I was tempted to tell her to fuck off. To tell her that I live on that block, and get hit up for change 15 times every day, with 15 different sad stories, recycled in 15 ways. To tell her that she’s in the wrong neighborhood, that the hostels are in the other parts of the city. To tell her that I didn’t have any money anyway. She looked up at me, her sad story finished with the most pathetic look on her face. She was truly heart breaking. Fuck it. “Here, good luck, be safe.” She smiled, a broken smile, but warm all the same as she put my nickel and dime dollar into her grubby road cargos. “thank you sir,” she said.
I thought about that on my walk across the river. When did I become a sir? What happened to that girl’s family? I walked across the Burnside Bridge and replayed the scene. Could she have guessed that I will actually miss that dollar I gave her? Where were the rich people of the world, why weren’t they taking care of this girl? I see them everyday, rolling through my neighborhood in their shiny foreign cars, windows rolled up, and doors locked. They pay top dollar to live above all this. To live in the West Hills and look down on Oldtown, to look down on poor people trying to help each other. Just trying to live.

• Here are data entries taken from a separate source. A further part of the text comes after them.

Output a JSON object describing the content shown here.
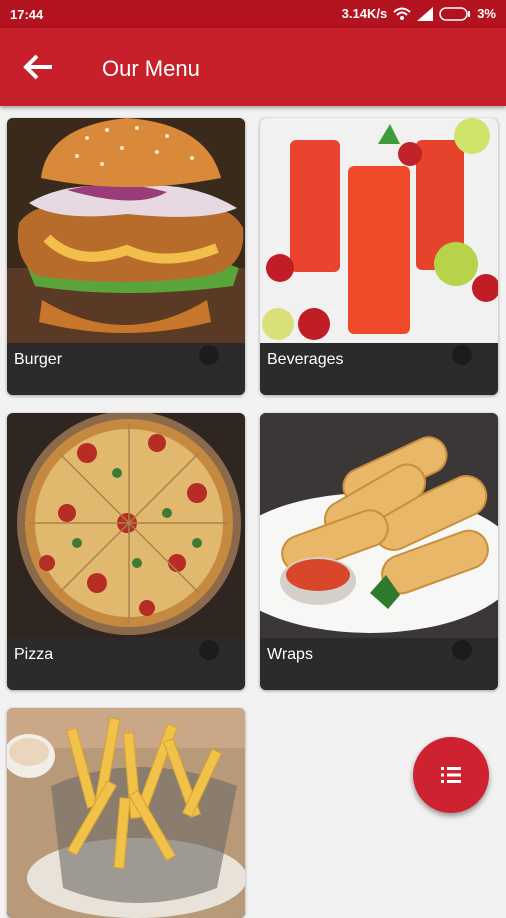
{
  "status_bar": {
    "time": "17:44",
    "network_speed": "3.14K/s",
    "battery": "3%",
    "icons": [
      "wifi-icon",
      "signal-icon",
      "battery-icon"
    ]
  },
  "app_bar": {
    "title": "Our Menu",
    "back_icon": "arrow-back-icon",
    "color": "#c8202b"
  },
  "menu": {
    "items": [
      {
        "label": "Burger"
      },
      {
        "label": "Beverages"
      },
      {
        "label": "Pizza"
      },
      {
        "label": "Wraps"
      },
      {
        "label": "Fries"
      }
    ]
  },
  "fab": {
    "icon": "list-icon",
    "color": "#cf2230"
  }
}
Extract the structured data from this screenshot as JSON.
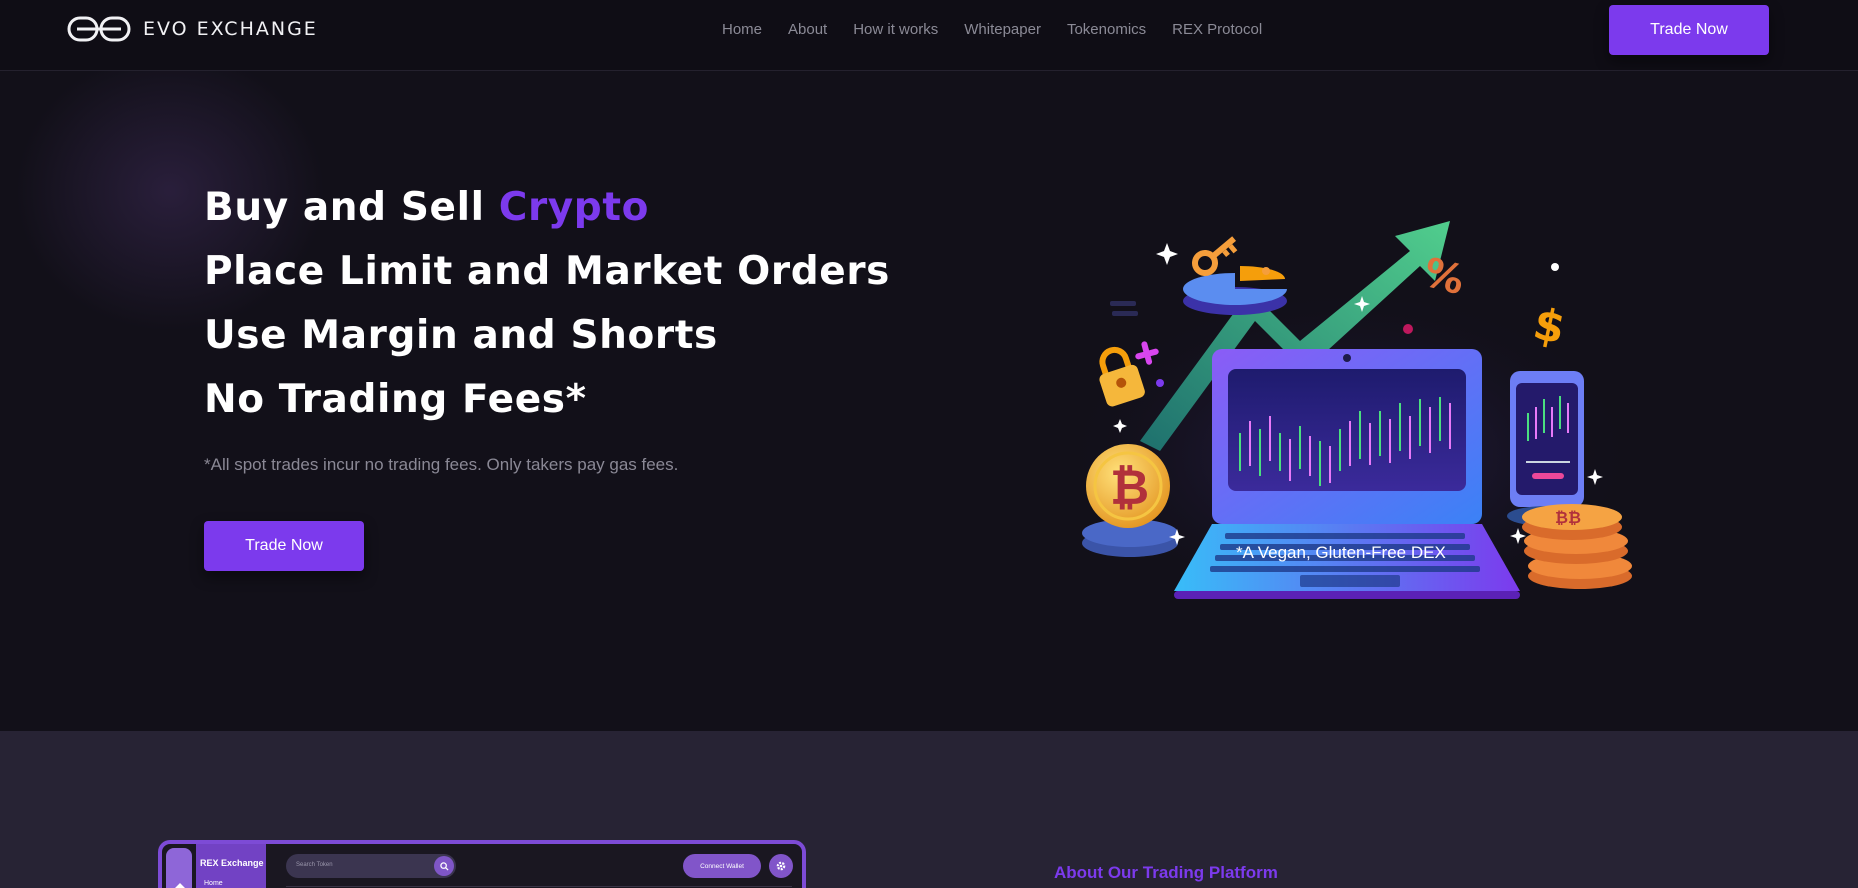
{
  "brand": {
    "name": "EVO EXCHANGE",
    "logo_icon": "evo-logo-mark"
  },
  "nav": {
    "links": [
      "Home",
      "About",
      "How it works",
      "Whitepaper",
      "Tokenomics",
      "REX Protocol"
    ],
    "cta_label": "Trade Now"
  },
  "hero": {
    "line1_prefix": "Buy and Sell ",
    "line1_accent": "Crypto",
    "line2": "Place Limit and Market Orders",
    "line3": "Use Margin and Shorts",
    "line4": "No Trading Fees*",
    "note": "*All spot trades incur no trading fees. Only takers pay gas fees.",
    "cta_label": "Trade Now",
    "illustration": "crypto-trading-laptop-illustration",
    "caption": "*A Vegan, Gluten-Free DEX"
  },
  "about": {
    "heading": "About Our Trading Platform",
    "mockup": {
      "brand": "REX Exchange",
      "home_label": "Home",
      "search_placeholder": "Search Token",
      "connect_label": "Connect Wallet",
      "search_icon": "search-icon",
      "settings_icon": "gear-icon",
      "home_icon": "home-icon"
    }
  },
  "colors": {
    "accent": "#7c3aed",
    "background": "#121019",
    "section_background": "#272334",
    "nav_text": "#8b8a96"
  }
}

I got to the comfortably eclectic coffee shop on the Eastside, but hesitated to enter. I stood at the front door, in front of the big shop windows and watched all the people inside. The literary people, the writers, the poets; those just a part of that scene. All warm and comfortable and this funky little shop in the city, out celebrating their silly arrangements of written words. Wearing boutique thrift store clothing, trying to look poor. Trying to look like that teenage meth head, trying to look like me. I hated all of them.
I didn’t end up even going inside. I turned around and walked back across the bridge, back to Oldtown. I’d found motivation.